Astronomers Use Pan-STARRS to Detect Brown Dwarf Companion Stars

Astronomers Study the Early Stages of Brown Dwarf Development

The 1.4 billion pixel camera of the Panoramic Survey Telescope & Rapid Response System (Pan-STARRS). Astromomers have used the system to study young brown dwarf stars in binary orbits around more normal young stars. Credit: Pan-STARRS

Using Pan-STARRS and UKIDSS, astronomers discovered 673 binaries with candidate brown dwarf companions.

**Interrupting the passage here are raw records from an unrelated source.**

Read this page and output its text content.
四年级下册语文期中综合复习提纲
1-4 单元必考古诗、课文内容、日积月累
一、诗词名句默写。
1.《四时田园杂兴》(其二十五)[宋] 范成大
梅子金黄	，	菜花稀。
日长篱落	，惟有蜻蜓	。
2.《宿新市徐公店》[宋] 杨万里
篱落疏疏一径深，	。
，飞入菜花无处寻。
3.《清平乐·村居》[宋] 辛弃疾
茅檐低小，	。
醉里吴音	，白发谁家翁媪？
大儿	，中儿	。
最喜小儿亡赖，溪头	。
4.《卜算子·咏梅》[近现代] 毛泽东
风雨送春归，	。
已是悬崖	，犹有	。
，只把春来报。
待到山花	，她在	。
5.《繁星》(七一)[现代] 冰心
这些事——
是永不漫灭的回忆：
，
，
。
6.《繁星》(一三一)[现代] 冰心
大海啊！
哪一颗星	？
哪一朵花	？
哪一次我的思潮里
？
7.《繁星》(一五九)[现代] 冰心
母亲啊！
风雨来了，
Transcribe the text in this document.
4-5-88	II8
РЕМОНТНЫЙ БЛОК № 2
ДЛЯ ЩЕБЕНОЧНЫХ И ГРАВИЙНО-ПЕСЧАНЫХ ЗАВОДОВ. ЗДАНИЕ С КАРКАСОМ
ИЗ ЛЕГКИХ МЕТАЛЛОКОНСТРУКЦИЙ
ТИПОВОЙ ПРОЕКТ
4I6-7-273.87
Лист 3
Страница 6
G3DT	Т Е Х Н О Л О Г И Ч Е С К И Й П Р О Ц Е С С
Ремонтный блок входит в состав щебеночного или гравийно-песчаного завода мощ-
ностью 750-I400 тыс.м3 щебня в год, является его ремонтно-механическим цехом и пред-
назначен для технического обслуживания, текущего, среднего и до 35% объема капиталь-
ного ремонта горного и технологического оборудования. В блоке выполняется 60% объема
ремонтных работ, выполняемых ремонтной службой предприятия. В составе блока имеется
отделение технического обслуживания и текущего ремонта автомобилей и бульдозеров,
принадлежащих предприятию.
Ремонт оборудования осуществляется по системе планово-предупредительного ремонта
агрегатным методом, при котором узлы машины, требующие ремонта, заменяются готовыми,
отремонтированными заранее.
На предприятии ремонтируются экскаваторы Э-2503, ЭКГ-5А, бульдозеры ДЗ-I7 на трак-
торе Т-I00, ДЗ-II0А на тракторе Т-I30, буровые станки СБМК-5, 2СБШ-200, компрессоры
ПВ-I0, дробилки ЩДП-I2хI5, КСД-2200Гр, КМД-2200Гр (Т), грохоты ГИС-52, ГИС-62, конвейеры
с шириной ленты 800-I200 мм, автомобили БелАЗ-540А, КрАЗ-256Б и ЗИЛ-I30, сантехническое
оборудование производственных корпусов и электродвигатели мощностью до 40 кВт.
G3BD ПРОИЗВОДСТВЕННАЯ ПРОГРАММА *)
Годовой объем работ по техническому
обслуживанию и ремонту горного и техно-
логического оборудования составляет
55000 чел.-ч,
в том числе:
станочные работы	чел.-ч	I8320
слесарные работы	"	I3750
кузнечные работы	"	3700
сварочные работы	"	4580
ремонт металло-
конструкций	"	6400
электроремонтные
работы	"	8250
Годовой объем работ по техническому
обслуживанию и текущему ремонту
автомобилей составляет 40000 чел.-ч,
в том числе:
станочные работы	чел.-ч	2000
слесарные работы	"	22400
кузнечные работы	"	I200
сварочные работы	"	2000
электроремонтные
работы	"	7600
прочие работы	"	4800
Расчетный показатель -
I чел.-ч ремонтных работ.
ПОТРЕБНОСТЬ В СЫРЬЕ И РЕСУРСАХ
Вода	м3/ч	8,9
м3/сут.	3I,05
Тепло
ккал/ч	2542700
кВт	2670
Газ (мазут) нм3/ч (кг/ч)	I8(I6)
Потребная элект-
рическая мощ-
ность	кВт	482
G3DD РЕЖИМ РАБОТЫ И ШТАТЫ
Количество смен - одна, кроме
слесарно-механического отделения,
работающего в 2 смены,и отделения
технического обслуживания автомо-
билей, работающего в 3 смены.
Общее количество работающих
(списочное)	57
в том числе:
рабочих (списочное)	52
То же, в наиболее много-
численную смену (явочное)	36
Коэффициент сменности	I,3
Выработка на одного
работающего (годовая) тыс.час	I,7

Astronomers trying to understand how the Sun and Earth formed, and why they have their characteristic properties, have made progress on a closely related problem: the nature of the lowest mass stars, so-called “brown dwarfs.” These stars have masses of less than about 8% of the Sun’s mass. They are basically failed normal stars, and lack a sufficient force of gravitational contraction to heat up their interiors to the roughly ten million kelvin temperatures needed for hydrogen burning (hydrogen burning fuels the Sun). Not surprisingly they are extremely faint and hard to detect, and as a consequence our understanding of their evolution and interior properties is incomplete. Theorists predict that there could be as many brown dwarf stars as there are normal stars.

CfA astronomer Adam Kraus has joined with eight colleagues to use the Pan-STARRS 1 survey (the Panoramic Survey Telescope & Rapid Response System) and an infrared survey (UKIDSS) to search in a young, 5-10 million-year-old star-forming region for brown dwarfs. Pan-STARRS is a wide-field imaging telescope that combines a relatively small mirror, only 1.8 meters (6 feet), with a very large digital camera, about 1.4 billion pixels, to survey the sky on a continuous basis. The prototype single-mirror telescope PS1 has been operating on Mount Haleakala, Hawaii, since 2010; eventually, there will be four such systems working in concert.

The astronomers were studying the very early stages of brown dwarf development, and to help obtain reliable age estimates they used these surveys to search for objects that were in a binary system with young stars whose ages might be more tightly constrained, thus constraining the brown dwarf ages as well. The survey was able to pick out objects whose cool temperatures and reddish colors signaled that they were brown dwarfs, and the team discovered 673 binaries with candidate brown dwarf companions. Spectroscopic follow-up observations on four of them allowed the team to reach several conclusions: These companion brown dwarfs are infrequent, making up only about 0.6% of binaries, at least for those in which the stars are widely spaced (closer pairs were much more difficult to study). More puzzling, the scientists found that the brown dwarf companions are well enough understood to conclude that they did not form at the same time as their more normal, companion star. The puzzling result highlights the theoretical uncertainties in our understanding of brown dwarfs, while the new technique promises many more objects to begin the task of modeling. Meanwhile, the team has begun studying brown dwarfs in more normally spaced binaries, where they could be mistaken for large planets.

Reference: “A Pan-STARRS + UKIDSS Search for Young, Wide Planetary-Mass Companions in Upper Scorpius” by Kimberly M. Aller, Adam L. Kraus, Michael C. Liu, William S. Burgett, Kenneth C. Chambers, Klaus W. Hodapp, Nick Kaiser, Eugene A. Magnier and Paul A. Price, 25 July 2013, The Astrophysical Journal.